Stylist A was an infectious person. She infected Stylist B, presumably in the unmasked encounters the two had between dealing with clients. She also infected her husband who lived with her, and her daughter, son-in-law and another relative who didn’t live with her.
Both Stylist A and Stylist B continued working while having symptoms. All of their clients wore masks, almost all of them plain cloth masks like we all wear. No clients reported covid symptoms. About half were tested; none tested positive.
Do we know what types of masks the stylists were wearing? The photo along with the article shows a stylist with mask + face shield – but I am guessing that is a stock photo, not a picture of the actual stylist.
ICU deaths from coronavirus are lower than we thought, study finds
From CNN’s Maggie Fox
The reported death rates of patients being treated for coronavirus in intensive care units around the world have fallen by almost a third since the beginning of the pandemic, from 60% of patients to 42% at the end of May, according to new research published Wednesday.

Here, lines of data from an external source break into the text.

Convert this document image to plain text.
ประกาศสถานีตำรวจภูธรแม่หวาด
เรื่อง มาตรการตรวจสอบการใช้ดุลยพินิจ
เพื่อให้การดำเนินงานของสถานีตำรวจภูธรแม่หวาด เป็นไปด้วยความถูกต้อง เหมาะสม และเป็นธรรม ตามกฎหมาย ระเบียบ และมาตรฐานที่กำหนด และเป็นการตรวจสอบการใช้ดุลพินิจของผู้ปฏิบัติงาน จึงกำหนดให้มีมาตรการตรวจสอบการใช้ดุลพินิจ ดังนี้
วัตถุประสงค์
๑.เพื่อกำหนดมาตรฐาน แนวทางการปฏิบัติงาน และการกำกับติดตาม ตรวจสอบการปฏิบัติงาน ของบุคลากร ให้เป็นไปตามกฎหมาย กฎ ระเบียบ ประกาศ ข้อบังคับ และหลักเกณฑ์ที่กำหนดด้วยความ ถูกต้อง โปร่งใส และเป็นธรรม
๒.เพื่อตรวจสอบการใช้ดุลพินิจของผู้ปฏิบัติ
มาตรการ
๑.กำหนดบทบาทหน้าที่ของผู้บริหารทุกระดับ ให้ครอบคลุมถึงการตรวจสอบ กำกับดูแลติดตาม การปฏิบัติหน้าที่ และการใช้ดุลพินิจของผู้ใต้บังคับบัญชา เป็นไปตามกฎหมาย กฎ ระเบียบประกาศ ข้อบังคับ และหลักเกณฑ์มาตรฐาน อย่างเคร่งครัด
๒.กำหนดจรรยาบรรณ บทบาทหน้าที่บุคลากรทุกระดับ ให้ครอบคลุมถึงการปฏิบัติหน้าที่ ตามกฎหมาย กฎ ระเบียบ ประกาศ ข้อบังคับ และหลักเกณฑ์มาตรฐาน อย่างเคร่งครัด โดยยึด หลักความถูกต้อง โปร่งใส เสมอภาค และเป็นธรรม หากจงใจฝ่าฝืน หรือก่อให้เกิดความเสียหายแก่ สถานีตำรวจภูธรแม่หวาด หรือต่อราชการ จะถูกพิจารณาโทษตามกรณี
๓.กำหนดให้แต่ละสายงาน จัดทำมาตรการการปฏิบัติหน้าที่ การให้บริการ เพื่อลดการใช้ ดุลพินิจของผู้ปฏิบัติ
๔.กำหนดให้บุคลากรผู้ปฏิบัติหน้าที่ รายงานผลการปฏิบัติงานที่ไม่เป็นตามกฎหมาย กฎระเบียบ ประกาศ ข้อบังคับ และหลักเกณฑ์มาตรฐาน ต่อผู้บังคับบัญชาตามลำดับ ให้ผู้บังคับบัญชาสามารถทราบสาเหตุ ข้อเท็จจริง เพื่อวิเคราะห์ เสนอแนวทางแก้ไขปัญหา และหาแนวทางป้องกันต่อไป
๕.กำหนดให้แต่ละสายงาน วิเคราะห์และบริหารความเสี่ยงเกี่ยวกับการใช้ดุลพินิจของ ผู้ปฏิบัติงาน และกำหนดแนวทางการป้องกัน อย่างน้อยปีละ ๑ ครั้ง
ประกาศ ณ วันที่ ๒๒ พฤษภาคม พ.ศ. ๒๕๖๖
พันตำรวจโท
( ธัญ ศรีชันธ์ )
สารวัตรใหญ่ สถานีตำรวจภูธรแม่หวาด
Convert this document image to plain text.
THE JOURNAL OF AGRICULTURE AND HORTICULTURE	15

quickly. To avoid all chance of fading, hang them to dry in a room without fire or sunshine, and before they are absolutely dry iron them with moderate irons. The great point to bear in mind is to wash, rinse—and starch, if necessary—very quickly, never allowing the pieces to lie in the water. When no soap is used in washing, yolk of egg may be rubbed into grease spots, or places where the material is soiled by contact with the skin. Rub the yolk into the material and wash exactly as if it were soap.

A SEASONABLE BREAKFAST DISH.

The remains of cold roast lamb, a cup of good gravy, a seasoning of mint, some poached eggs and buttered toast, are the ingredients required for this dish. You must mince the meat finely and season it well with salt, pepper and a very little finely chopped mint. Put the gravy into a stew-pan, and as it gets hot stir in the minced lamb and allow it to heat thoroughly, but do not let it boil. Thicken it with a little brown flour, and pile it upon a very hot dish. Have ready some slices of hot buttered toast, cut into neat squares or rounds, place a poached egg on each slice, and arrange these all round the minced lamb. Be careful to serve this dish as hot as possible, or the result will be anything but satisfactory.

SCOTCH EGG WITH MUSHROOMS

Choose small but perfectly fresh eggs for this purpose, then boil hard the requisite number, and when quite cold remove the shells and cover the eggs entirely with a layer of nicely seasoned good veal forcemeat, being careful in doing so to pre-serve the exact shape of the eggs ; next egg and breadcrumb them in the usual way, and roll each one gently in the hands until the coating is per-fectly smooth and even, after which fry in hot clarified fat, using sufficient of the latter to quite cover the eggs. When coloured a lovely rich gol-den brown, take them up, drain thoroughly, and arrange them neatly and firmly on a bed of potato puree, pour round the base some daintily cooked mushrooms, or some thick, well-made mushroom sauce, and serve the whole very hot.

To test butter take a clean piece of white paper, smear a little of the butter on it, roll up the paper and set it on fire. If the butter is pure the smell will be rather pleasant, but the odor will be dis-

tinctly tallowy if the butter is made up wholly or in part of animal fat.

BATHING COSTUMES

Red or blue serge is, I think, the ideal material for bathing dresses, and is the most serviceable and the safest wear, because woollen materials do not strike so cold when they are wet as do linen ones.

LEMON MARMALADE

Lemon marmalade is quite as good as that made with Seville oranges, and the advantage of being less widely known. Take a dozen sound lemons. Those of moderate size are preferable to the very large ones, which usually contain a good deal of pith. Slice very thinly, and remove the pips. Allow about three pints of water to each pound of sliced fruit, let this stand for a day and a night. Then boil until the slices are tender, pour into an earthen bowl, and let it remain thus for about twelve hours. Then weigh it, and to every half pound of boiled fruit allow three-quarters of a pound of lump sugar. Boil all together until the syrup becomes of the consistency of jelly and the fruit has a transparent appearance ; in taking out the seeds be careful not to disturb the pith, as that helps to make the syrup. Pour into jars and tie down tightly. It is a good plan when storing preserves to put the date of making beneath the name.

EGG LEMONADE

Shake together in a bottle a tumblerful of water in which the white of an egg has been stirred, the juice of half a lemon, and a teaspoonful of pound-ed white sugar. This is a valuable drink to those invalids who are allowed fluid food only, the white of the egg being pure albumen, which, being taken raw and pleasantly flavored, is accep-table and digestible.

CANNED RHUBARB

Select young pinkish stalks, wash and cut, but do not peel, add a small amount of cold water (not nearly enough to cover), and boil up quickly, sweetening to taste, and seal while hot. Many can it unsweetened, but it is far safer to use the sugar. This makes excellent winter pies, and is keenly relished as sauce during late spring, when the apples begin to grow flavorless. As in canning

It doesn’t appear that there’s been a dramatic change in the virus or specific treatments for patients that lowered death rates, and it could be that hospitals were reporting only the worst outcomes at first, British researchers reported in the journal Anaesthesia.
“Our analysis is reassuring in that in-ICU mortality is lower than early reports suggested,” Dr. Tim Cook of Royal United Hospitals in Bath, UK, and colleagues wrote.
“This is the first systematic review and meta-analysis of outcomes of patients admitted to ICU with COVID-19."
The researchers looked at the data from 24 observational studies, including 10,150 patients in Asia, Europe and North America. They reported mortality rates of between 0% and 85% for coronavirus patients treated in the ICU.
“Sub-group analysis by continent showed that mortality is broadly consistent across the globe,” they wrote. But it has changed over time.
“As the pandemic has progressed, the reported mortality rates have fallen from above 50% to close to 40%” as of May 31, they wrote. Yet no specific treatment for coronavirus was found over the time. There is still no cure, and doctors are applying various cocktails of drugs – including steroids and blood thinners – to keep patients alive.
“There are several explanations for this finding. It may reflect the rapid learning that has taken place on a global scale due to the prompt publication of clinical reports early in the pandemic. It may also be that ICU admission criteria have changed over time, for example, with more non-invasive ventilatory management outside ICU,” they wrote.
“There is a possibility, too, that early studies, which were smaller, were prone to overestimating mortality,” they added.
Didn’t last week or the week before the Italian doctor attributed the decreased mortality rates to people having lower “doses” of the virus due to social distancing and mask wearing. My guess is it is a combination of everything.
“ Stylist A worked with clients for 8 days while symptomatic, as did stylist B for 5 days. During all interactions with clients at salon A, stylist A wore a double-layered cotton face covering, and stylist B wore a double-layered cotton face covering or a surgical mask.”